Nasim Afsar, M.D., chief health officer at Oracle Health, called the new problem summary a "game changer," particularly for caregivers managing patients with chronic conditions,

"Now all of this information can be easily viewed. Caregivers can create a narrative for each problem, and update that story over time with details of what has been tried, what has and hasn’t worked and how a disease has progressed, making it easy for the whole care team to follow along," Afsar said during the conference.

To address workforce challenges, Oracle Cerner developed virtual models of care to help streamline administrative processes, like admission and discharge, while shifting time, resources and quality care to other patients.

Health systems IU Health, Banner Health, Tenet Health and UHS are currently piloting the company's virtual care models. 

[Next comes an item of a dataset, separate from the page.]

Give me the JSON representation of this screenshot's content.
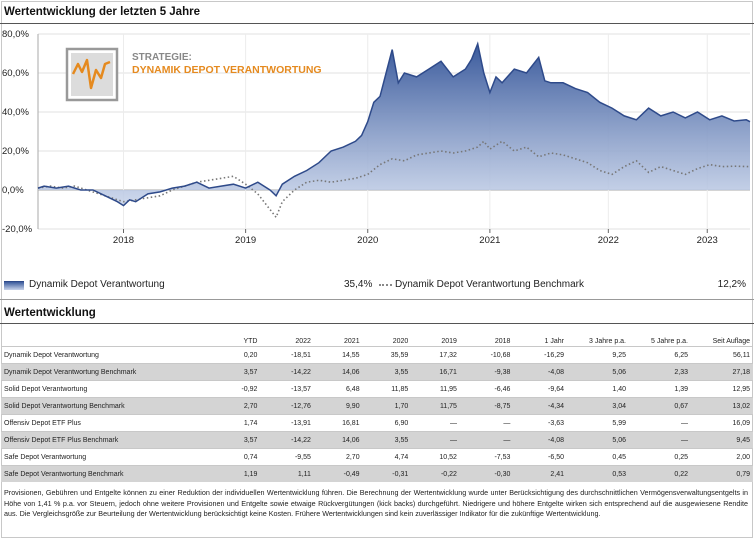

"Nurses left the profession, particularly during the pandemic, and new virtual care models could bring some people back," Afsar said. "While the floor nurse is performing physical assessments, administrating medications and care, the virtual nurse can review documentation, deliver discharge education to the patient and review pharmacy orders."

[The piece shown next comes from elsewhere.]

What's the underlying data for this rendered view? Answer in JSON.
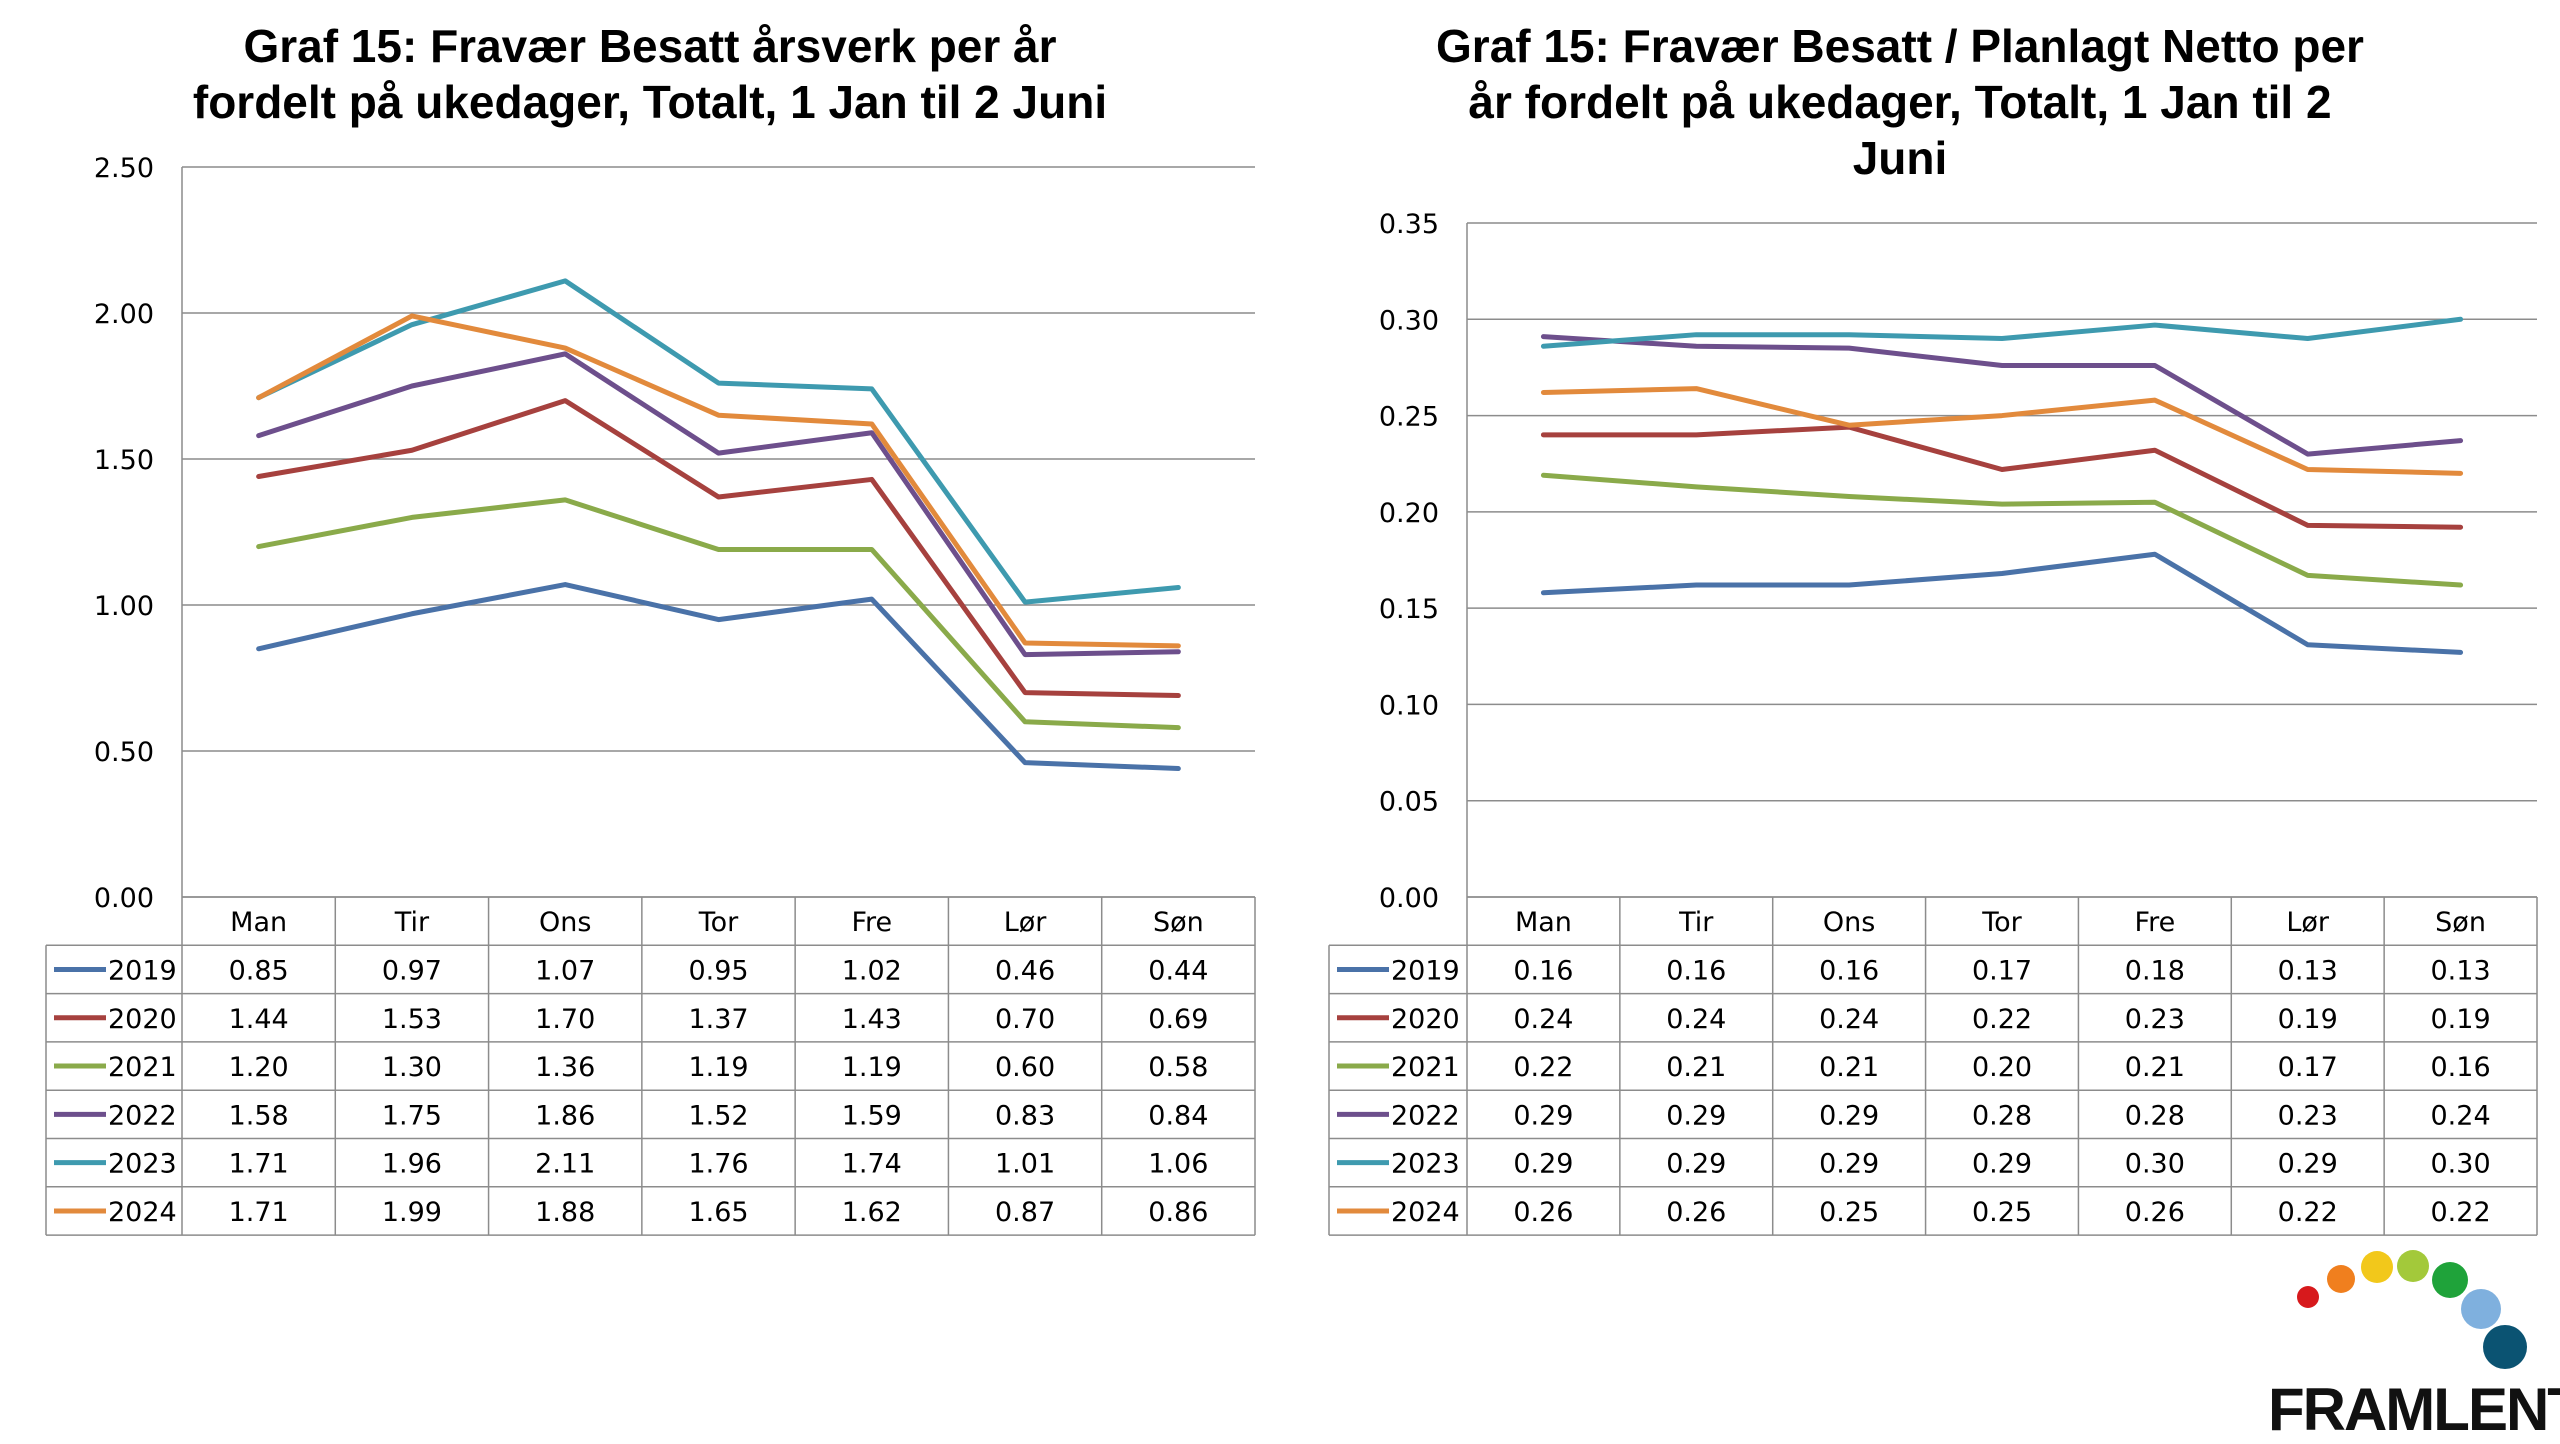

The company plans to expand these virtual care models to other healthcare roles such as pharmacy technicians and case managers, she said.  

Oracle Cerner also announced a new interoperability tool called Seamless Exchange that can bring in external and internal patient data, even from disparate EHR systems, removes duplicate data and organizes the data as a single longitudinal patient record within a clinician’s workflow, according to executives.

"While I'm proud of how far we've come with interoperability, the other side of the coin is data abundance, which can mean information overload, especially for caregivers at the point of care. Seamless Exchange aims to solve this challenge by removing the noise, transforming and organizing the data in more meaningful ways. It synthesizes disparate data into a single longitudinal record while removing duplicate and incomplete fields. Think of duplicate medications, allergies and clinical diagnoses," Afsar said.

Health system Ascension is now using the interoperability tool and it helps clinicians access critical patient information in a way that is "natively integrated" into the patient record, said Samit Desai, M.D., Ascension's chief medical information officer.

Back in June, Oracle Chairman Larry Ellison laid out a bold vision and said Oracle plans to build a national health record database that would pull data from thousands of hospital-centric EHRs. The lofty ambition was met with a healthy dose of skepticism by interoperability experts who have been striving for years to build technical "roadways" to make it easier to access and share health data.

The company also rolled out a new patient accounting solution that integrates with Cerner's EHR system to help drive more accurate claims, executives said. The software also uses advanced automation to remove repetitive tasks that burden billing and operations, such as applying self-pay or insurance adjustments.